> Two juicy little items for anyone who takes an unholy delight in watching
> what's left of the Pax Americana shred itself into oblivion:
>
> (1) Gardner's 2000 machine-tool survey, over at
> <http://www.gardnerweb.com/consump/produce.html>, reveals that the EU was
> responsible for 54% of world machine-tool output in 1999, East Asia
> weighed in at 32.5%, while the US produced only 12.6% (machine-tools are
> the DNA of any industrial base, i.e. machines which produce other
> machines)
With idee fixe (sp?) Dennis simply ignores the obvious retort: From CAD to CAM to the software and microprocessors embedded in the machines themselves, the "DNA" is in information technology. According to Galbraith's review, the Fingleton book In Praise of Hard Industries is supposed to be a counter-retort to this kind of mind over materialism triumphalism first brought to life by stock picker of the millenium George Gilder. Will have to check into Fingleton's book which just made it to the library here.

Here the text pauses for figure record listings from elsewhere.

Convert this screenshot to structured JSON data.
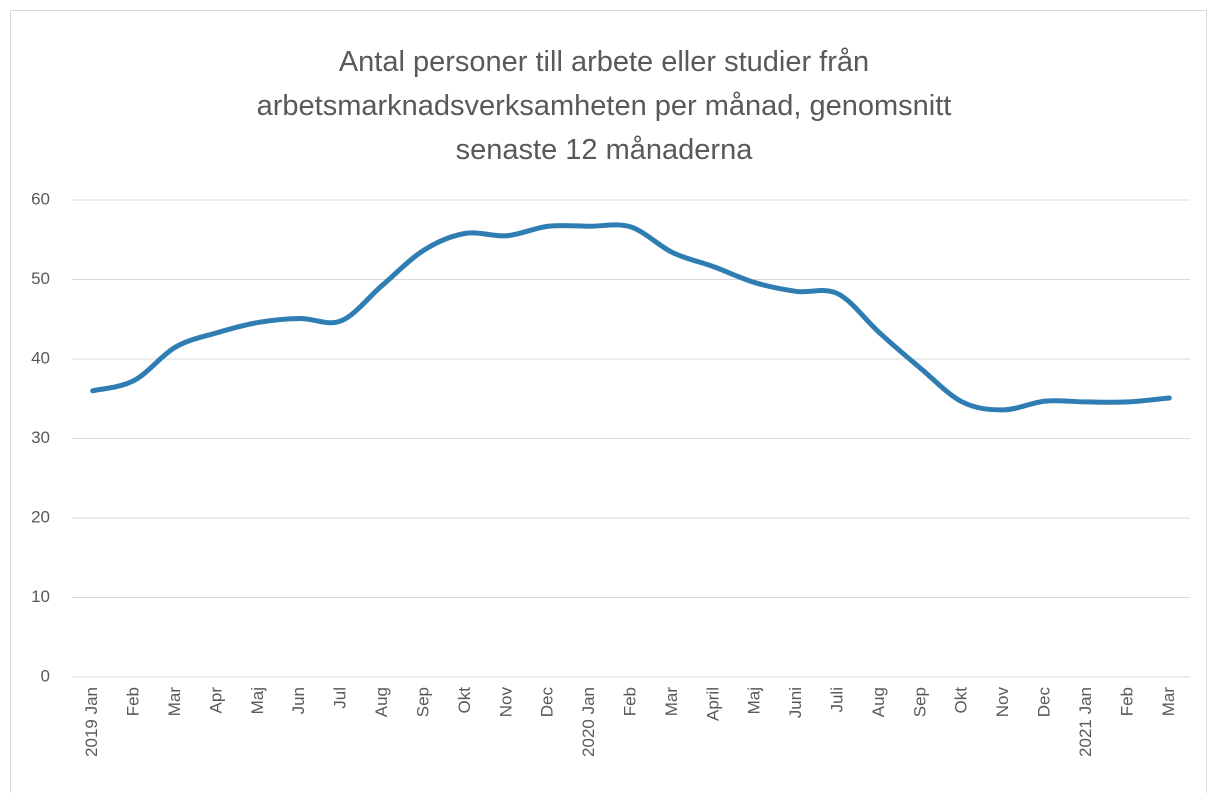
{
  "chart_data": {
    "type": "line",
    "title": "Antal personer till arbete eller studier från arbetsmarknadsverksamheten per månad, genomsnitt senaste 12 månaderna",
    "categories": [
      "2019 Jan",
      "Feb",
      "Mar",
      "Apr",
      "Maj",
      "Jun",
      "Jul",
      "Aug",
      "Sep",
      "Okt",
      "Nov",
      "Dec",
      "2020 Jan",
      "Feb",
      "Mar",
      "April",
      "Maj",
      "Juni",
      "Juli",
      "Aug",
      "Sep",
      "Okt",
      "Nov",
      "Dec",
      "2021 Jan",
      "Feb",
      "Mar"
    ],
    "values": [
      36.0,
      37.3,
      41.5,
      43.3,
      44.6,
      45.1,
      44.8,
      49.3,
      53.7,
      55.8,
      55.5,
      56.7,
      56.7,
      56.6,
      53.4,
      51.6,
      49.6,
      48.5,
      48.2,
      43.3,
      38.8,
      34.6,
      33.6,
      34.7,
      34.6,
      34.6,
      35.1
    ],
    "color": "#2e7db3",
    "ylim": [
      0,
      60
    ],
    "yticks": [
      0,
      10,
      20,
      30,
      40,
      50,
      60
    ],
    "grid": true
  }
}
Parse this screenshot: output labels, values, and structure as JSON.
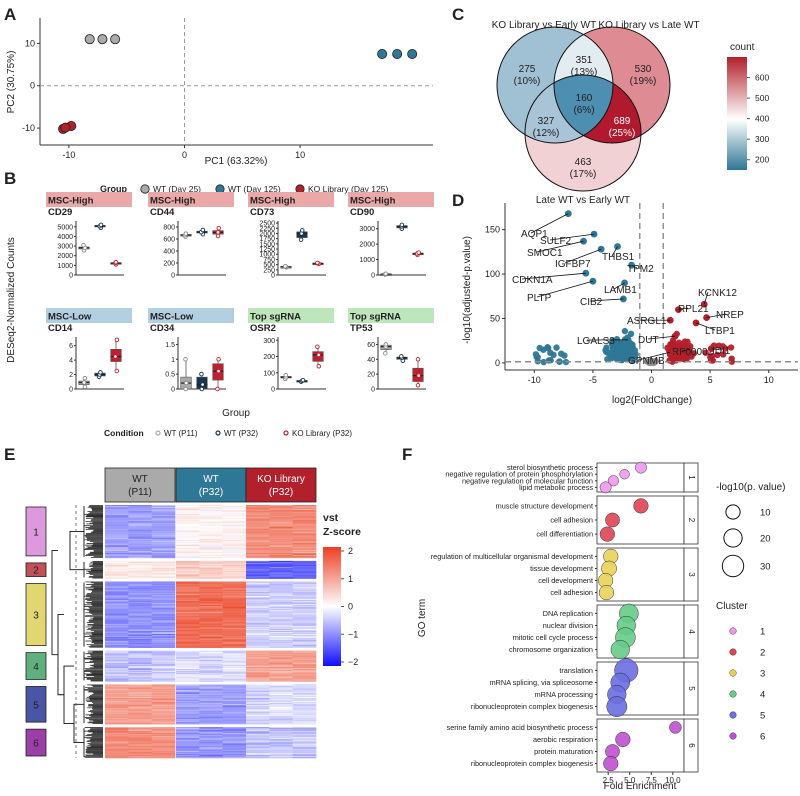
{
  "panel_letters": [
    "A",
    "B",
    "C",
    "D",
    "E",
    "F"
  ],
  "chart_data": [
    {
      "id": "pca",
      "type": "scatter",
      "xlabel": "PC1 (63.32%)",
      "ylabel": "PC2 (30.75%)",
      "xticks": [
        -10,
        0,
        10
      ],
      "yticks": [
        -10,
        0,
        10
      ],
      "xlim": [
        -12.5,
        21.5
      ],
      "ylim": [
        -14,
        16
      ],
      "legend_title": "Group",
      "groups": [
        {
          "name": "WT (Day 25)",
          "color": "#aaaaaa",
          "points": [
            [
              -8.2,
              11
            ],
            [
              -7.1,
              11
            ],
            [
              -6.0,
              11
            ]
          ]
        },
        {
          "name": "WT (Day 125)",
          "color": "#2e7797",
          "points": [
            [
              17.1,
              7.5
            ],
            [
              18.4,
              7.5
            ],
            [
              19.7,
              7.5
            ]
          ]
        },
        {
          "name": "KO Library (Day 125)",
          "color": "#b2202b",
          "points": [
            [
              -10.5,
              -10.2
            ],
            [
              -9.8,
              -9.5
            ],
            [
              -10.3,
              -9.9
            ]
          ]
        }
      ]
    },
    {
      "id": "deseq_boxplots",
      "type": "box",
      "ylabel": "DESeq2-Normalized Counts",
      "xlabel": "Group",
      "legend_title": "Condition",
      "conditions": [
        {
          "name": "WT (P11)",
          "color": "#aaaaaa"
        },
        {
          "name": "WT (P32)",
          "color": "#17374f"
        },
        {
          "name": "KO Library (P32)",
          "color": "#c0202e"
        }
      ],
      "panels": [
        {
          "category": "MSC-High",
          "gene": "CD29",
          "yticks": [
            0,
            1000,
            2000,
            3000,
            4000,
            5000
          ],
          "ylim": [
            0,
            5600
          ],
          "boxes": [
            [
              2550,
              2700,
              2820,
              2900,
              3100
            ],
            [
              4900,
              5000,
              5070,
              5150,
              5200
            ],
            [
              1100,
              1180,
              1230,
              1280,
              1330
            ]
          ]
        },
        {
          "category": "MSC-High",
          "gene": "CD44",
          "yticks": [
            0,
            200,
            400,
            600,
            800
          ],
          "ylim": [
            0,
            900
          ],
          "boxes": [
            [
              640,
              655,
              665,
              675,
              690
            ],
            [
              680,
              700,
              715,
              730,
              750
            ],
            [
              650,
              680,
              710,
              740,
              780
            ]
          ]
        },
        {
          "category": "MSC-High",
          "gene": "CD73",
          "yticks": [
            0,
            250,
            500,
            750,
            1000,
            1250,
            1500,
            1750,
            2000,
            2250,
            2500
          ],
          "ylim": [
            0,
            2600
          ],
          "boxes": [
            [
              370,
              385,
              395,
              405,
              420
            ],
            [
              1700,
              1800,
              2000,
              2080,
              2150
            ],
            [
              540,
              550,
              560,
              570,
              585
            ]
          ]
        },
        {
          "category": "MSC-High",
          "gene": "CD90",
          "yticks": [
            0,
            1000,
            2000,
            3000
          ],
          "ylim": [
            0,
            3500
          ],
          "boxes": [
            [
              30,
              45,
              55,
              65,
              80
            ],
            [
              3000,
              3050,
              3150,
              3200,
              3250
            ],
            [
              1300,
              1350,
              1390,
              1420,
              1450
            ]
          ]
        },
        {
          "category": "MSC-Low",
          "gene": "CD14",
          "yticks": [
            0,
            2,
            4,
            6
          ],
          "ylim": [
            0,
            7.2
          ],
          "boxes": [
            [
              0.3,
              0.6,
              0.9,
              1.1,
              1.5
            ],
            [
              1.7,
              1.8,
              2.0,
              2.2,
              2.3
            ],
            [
              2.5,
              3.8,
              4.5,
              5.5,
              6.8
            ]
          ]
        },
        {
          "category": "MSC-Low",
          "gene": "CD34",
          "yticks": [
            0.0,
            0.5,
            1.0,
            1.5
          ],
          "ylim": [
            0,
            1.75
          ],
          "boxes": [
            [
              0.0,
              0.0,
              0.2,
              0.4,
              1.0
            ],
            [
              0.0,
              0.0,
              0.15,
              0.4,
              0.5
            ],
            [
              0.0,
              0.3,
              0.6,
              0.85,
              1.0
            ]
          ]
        },
        {
          "category": "Top sgRNA",
          "gene": "OSR2",
          "yticks": [
            0,
            100,
            200,
            300
          ],
          "ylim": [
            0,
            320
          ],
          "boxes": [
            [
              62,
              68,
              72,
              78,
              85
            ],
            [
              45,
              48,
              50,
              52,
              55
            ],
            [
              140,
              170,
              210,
              230,
              260
            ]
          ]
        },
        {
          "category": "Top sgRNA",
          "gene": "TP53",
          "yticks": [
            0,
            20,
            40,
            60
          ],
          "ylim": [
            0,
            70
          ],
          "boxes": [
            [
              48,
              53,
              57,
              59,
              60
            ],
            [
              38,
              40,
              42,
              43,
              44
            ],
            [
              5,
              10,
              18,
              28,
              40
            ]
          ]
        }
      ]
    },
    {
      "id": "venn",
      "type": "venn",
      "set_labels": [
        "KO Library vs Early WT",
        "KO Library vs Late WT",
        "Late WT vs Early WT"
      ],
      "regions": [
        {
          "count": "275",
          "pct": "(10%)",
          "value": 275,
          "color": "#a0c0d3"
        },
        {
          "count": "351",
          "pct": "(13%)",
          "value": 351,
          "color": "#e2ecf1"
        },
        {
          "count": "530",
          "pct": "(19%)",
          "value": 530,
          "color": "#de8b94"
        },
        {
          "count": "160",
          "pct": "(6%)",
          "value": 160,
          "color": "#4e8eb0"
        },
        {
          "count": "327",
          "pct": "(12%)",
          "value": 327,
          "color": "#a8c4d6"
        },
        {
          "count": "689",
          "pct": "(25%)",
          "value": 689,
          "color": "#b11a2e"
        },
        {
          "count": "463",
          "pct": "(17%)",
          "value": 463,
          "color": "#f1d1d4"
        }
      ],
      "colorbar_title": "count",
      "colorbar_ticks": [
        200,
        300,
        400,
        500,
        600
      ],
      "colorbar_range": [
        150,
        700
      ]
    },
    {
      "id": "volcano",
      "type": "scatter",
      "xlabel": "log2(FoldChange)",
      "ylabel": "-log10(adjusted-p.value)",
      "xticks": [
        -10,
        -5,
        0,
        5,
        10
      ],
      "yticks": [
        0,
        50,
        100,
        150
      ],
      "xlim": [
        -12.5,
        12.5
      ],
      "ylim": [
        -8,
        180
      ],
      "fc_threshold": 1,
      "down_color": "#2e7797",
      "up_color": "#b2202b",
      "ns_color": "#8c8c8c",
      "labeled_points": [
        {
          "label": "AQP1",
          "x": -7.1,
          "y": 168
        },
        {
          "label": "SULF2",
          "x": -4.9,
          "y": 145
        },
        {
          "label": "SMOC1",
          "x": -5.8,
          "y": 137
        },
        {
          "label": "IGFBP7",
          "x": -4.3,
          "y": 128
        },
        {
          "label": "THBS1",
          "x": -2.9,
          "y": 131
        },
        {
          "label": "CDKN1A",
          "x": -5.6,
          "y": 101
        },
        {
          "label": "TPM2",
          "x": -1.7,
          "y": 110
        },
        {
          "label": "LAMB1",
          "x": -2.3,
          "y": 90
        },
        {
          "label": "PLTP",
          "x": -5.0,
          "y": 92
        },
        {
          "label": "CIB2",
          "x": -2.4,
          "y": 72
        },
        {
          "label": "ASRGL1",
          "x": 1.6,
          "y": 48
        },
        {
          "label": "KCNK12",
          "x": 4.5,
          "y": 66
        },
        {
          "label": "RPL21",
          "x": 2.3,
          "y": 60
        },
        {
          "label": "NREP",
          "x": 4.7,
          "y": 51
        },
        {
          "label": "LTBP1",
          "x": 3.8,
          "y": 45
        },
        {
          "label": "LGALS3",
          "x": -2.0,
          "y": 26
        },
        {
          "label": "DUT",
          "x": 2.0,
          "y": 30
        },
        {
          "label": "RF00002",
          "x": 3.2,
          "y": 15
        },
        {
          "label": "IDI1",
          "x": 5.1,
          "y": 16
        },
        {
          "label": "GPNMB",
          "x": 1.6,
          "y": 12
        }
      ]
    },
    {
      "id": "heatmap",
      "type": "heatmap",
      "columns": [
        {
          "label_line1": "WT",
          "label_line2": "(P11)",
          "color": "#aaaaaa"
        },
        {
          "label_line1": "WT",
          "label_line2": "(P32)",
          "color": "#2e7797"
        },
        {
          "label_line1": "KO Library",
          "label_line2": "(P32)",
          "color": "#b2202b"
        }
      ],
      "clusters": [
        {
          "id": "1",
          "color": "#dd99dd",
          "rows": 12,
          "pattern": [
            -0.8,
            0.1,
            1.2
          ]
        },
        {
          "id": "2",
          "color": "#c0505a",
          "rows": 4,
          "pattern": [
            0.2,
            0.5,
            -1.3
          ]
        },
        {
          "id": "3",
          "color": "#e0d770",
          "rows": 15,
          "pattern": [
            -0.9,
            1.5,
            -0.4
          ]
        },
        {
          "id": "4",
          "color": "#5faf7f",
          "rows": 7,
          "pattern": [
            -0.5,
            -0.3,
            1.0
          ]
        },
        {
          "id": "5",
          "color": "#4a55a5",
          "rows": 9,
          "pattern": [
            1.0,
            -0.8,
            -0.3
          ]
        },
        {
          "id": "6",
          "color": "#9c3ea8",
          "rows": 7,
          "pattern": [
            1.2,
            -0.9,
            -0.5
          ]
        }
      ],
      "colorbar_title_line1": "vst",
      "colorbar_title_line2": "Z-score",
      "colorbar_ticks": [
        2,
        1,
        0,
        -1,
        -2
      ]
    },
    {
      "id": "go_enrichment",
      "type": "dot",
      "xlabel": "Fold Enrichment",
      "ylabel": "GO term",
      "xticks": [
        2.5,
        5.0,
        7.5,
        10.0
      ],
      "xtick_labels": [
        "2.5",
        "5.0",
        "7.5",
        "10.0"
      ],
      "xlim": [
        1.2,
        11.3
      ],
      "size_legend_title": "-log10(p. value)",
      "size_legend_values": [
        10,
        20,
        30
      ],
      "cluster_legend_title": "Cluster",
      "clusters": [
        {
          "id": "1",
          "color": "#ee99ee",
          "terms": [
            {
              "term": "sterol biosynthetic process",
              "fold": 6.3,
              "logp": 5
            },
            {
              "term": "negative regulation of protein phosphorylation",
              "fold": 4.4,
              "logp": 3
            },
            {
              "term": "negative regulation of molecular function",
              "fold": 3.1,
              "logp": 4
            },
            {
              "term": "lipid metabolic process",
              "fold": 2.2,
              "logp": 5
            }
          ]
        },
        {
          "id": "2",
          "color": "#dd4455",
          "terms": [
            {
              "term": "muscle structure development",
              "fold": 6.3,
              "logp": 11
            },
            {
              "term": "cell adhesion",
              "fold": 3.0,
              "logp": 10
            },
            {
              "term": "cell differentiation",
              "fold": 2.4,
              "logp": 11
            }
          ]
        },
        {
          "id": "3",
          "color": "#e8d35a",
          "terms": [
            {
              "term": "regulation of multicellular organismal development",
              "fold": 2.8,
              "logp": 11
            },
            {
              "term": "tissue development",
              "fold": 2.6,
              "logp": 12
            },
            {
              "term": "cell development",
              "fold": 2.2,
              "logp": 11
            },
            {
              "term": "cell adhesion",
              "fold": 2.3,
              "logp": 11
            }
          ]
        },
        {
          "id": "4",
          "color": "#66cc88",
          "terms": [
            {
              "term": "DNA replication",
              "fold": 4.9,
              "logp": 22
            },
            {
              "term": "nuclear division",
              "fold": 4.6,
              "logp": 21
            },
            {
              "term": "mitotic cell cycle process",
              "fold": 4.5,
              "logp": 25
            },
            {
              "term": "chromosome organization",
              "fold": 3.9,
              "logp": 21
            }
          ]
        },
        {
          "id": "5",
          "color": "#6b6fe0",
          "terms": [
            {
              "term": "translation",
              "fold": 4.6,
              "logp": 38
            },
            {
              "term": "mRNA splicing, via spliceosome",
              "fold": 3.9,
              "logp": 22
            },
            {
              "term": "mRNA processing",
              "fold": 3.5,
              "logp": 21
            },
            {
              "term": "ribonucleoprotein complex biogenesis",
              "fold": 3.5,
              "logp": 26
            }
          ]
        },
        {
          "id": "6",
          "color": "#c050d0",
          "terms": [
            {
              "term": "serine family amino acid biosynthetic process",
              "fold": 10.3,
              "logp": 6
            },
            {
              "term": "aerobic respiration",
              "fold": 4.2,
              "logp": 11
            },
            {
              "term": "protein maturation",
              "fold": 3.0,
              "logp": 10
            },
            {
              "term": "ribonucleoprotein complex biogenesis",
              "fold": 2.8,
              "logp": 11
            }
          ]
        }
      ]
    }
  ]
}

As Christian noted, as long as you include sales from foreign affiliates, US corps haven't lost their market share of the high tech market, and alone have consisently run a tech surplus according to Doremus, et al. The Myth of the Global Corporation.

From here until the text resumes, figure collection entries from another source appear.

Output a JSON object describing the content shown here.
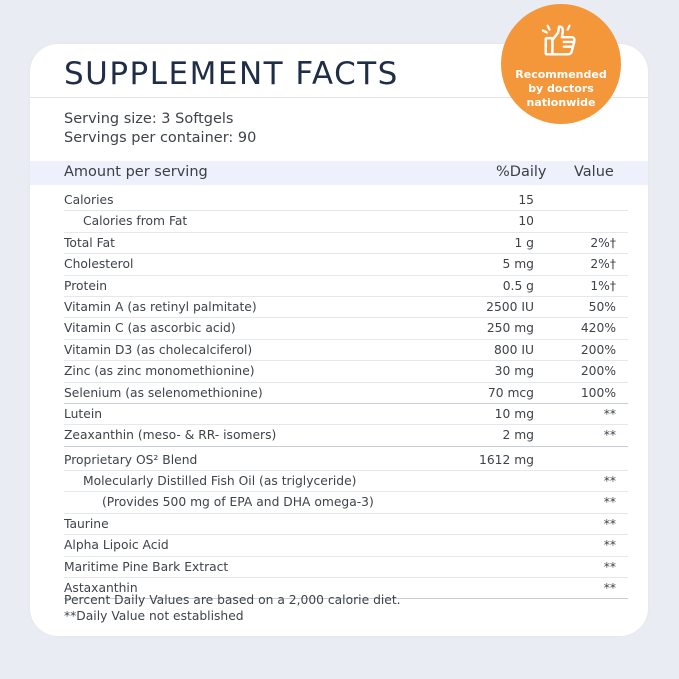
{
  "badge": {
    "line1": "Recommended",
    "line2": "by doctors",
    "line3": "nationwide",
    "icon": "thumbs-up-icon",
    "color": "#f4963a"
  },
  "title": "SUPPLEMENT FACTS",
  "serving_size": "Serving size: 3 Softgels",
  "servings_per_container": "Servings per container: 90",
  "header": {
    "amount": "Amount per serving",
    "daily": "%Daily",
    "value": "Value"
  },
  "rows": [
    {
      "label": "Calories",
      "amount": "15",
      "value": ""
    },
    {
      "label": "Calories from Fat",
      "amount": "10",
      "value": ""
    },
    {
      "label": "Total Fat",
      "amount": "1 g",
      "value": "2%†"
    },
    {
      "label": "Cholesterol",
      "amount": "5 mg",
      "value": "2%†"
    },
    {
      "label": "Protein",
      "amount": "0.5 g",
      "value": "1%†"
    },
    {
      "label": "Vitamin A (as retinyl palmitate)",
      "amount": "2500 IU",
      "value": "50%"
    },
    {
      "label": "Vitamin C (as ascorbic acid)",
      "amount": "250 mg",
      "value": "420%"
    },
    {
      "label": "Vitamin D3 (as cholecalciferol)",
      "amount": "800 IU",
      "value": "200%"
    },
    {
      "label": "Zinc (as zinc monomethionine)",
      "amount": "30 mg",
      "value": "200%"
    },
    {
      "label": "Selenium (as selenomethionine)",
      "amount": "70 mcg",
      "value": "100%"
    },
    {
      "label": "Lutein",
      "amount": "10 mg",
      "value": "**"
    },
    {
      "label": "Zeaxanthin (meso- & RR- isomers)",
      "amount": "2 mg",
      "value": "**"
    },
    {
      "label": "Proprietary OS² Blend",
      "amount": "1612 mg",
      "value": ""
    },
    {
      "label": "Molecularly Distilled Fish Oil (as triglyceride)",
      "amount": "",
      "value": "**"
    },
    {
      "label": "(Provides 500 mg of EPA and DHA omega-3)",
      "amount": "",
      "value": "**"
    },
    {
      "label": "Taurine",
      "amount": "",
      "value": "**"
    },
    {
      "label": "Alpha Lipoic Acid",
      "amount": "",
      "value": "**"
    },
    {
      "label": "Maritime Pine Bark Extract",
      "amount": "",
      "value": "**"
    },
    {
      "label": "Astaxanthin",
      "amount": "",
      "value": "**"
    }
  ],
  "footnote1": "Percent Daily Values are based on a 2,000 calorie diet.",
  "footnote2": "**Daily Value not established"
}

So I wouldn't count the huge US deficit in metal cutting and metal forming technology as proof of the end of US industrial leadership any more than I count the deficit in toys, shoes and coffee as the beginning of the end; if anything, the US seems to have left Japan and Germany behind to compete it out with each other in a less profitable business line. There has been plenty of Brenner-like exit, perhaps accelerated by Mundell's good recession of the early 1990s.
Haven't read the chapter on machine tools in Mowery and Nelson, though. Will have to read about what threats *and opportunities* Taiwan's surge of microprocessors will mean for US firms from to Sun and Cisco which will doubtless make profitable use of cheaper inputs while Intel goes on to meet growing telecom demands with SOC (system on a chip).
Again, I think the question is socialisation of the tech monopolies, not the US' putative relative tech stagnation.
But I do like your characterization of the keiretsu as a mutation in production relations that must be studied in their own right, not simply dismissed. The Michael Callon book recommended by Christian seems important. And what about Shigeto Tsuru?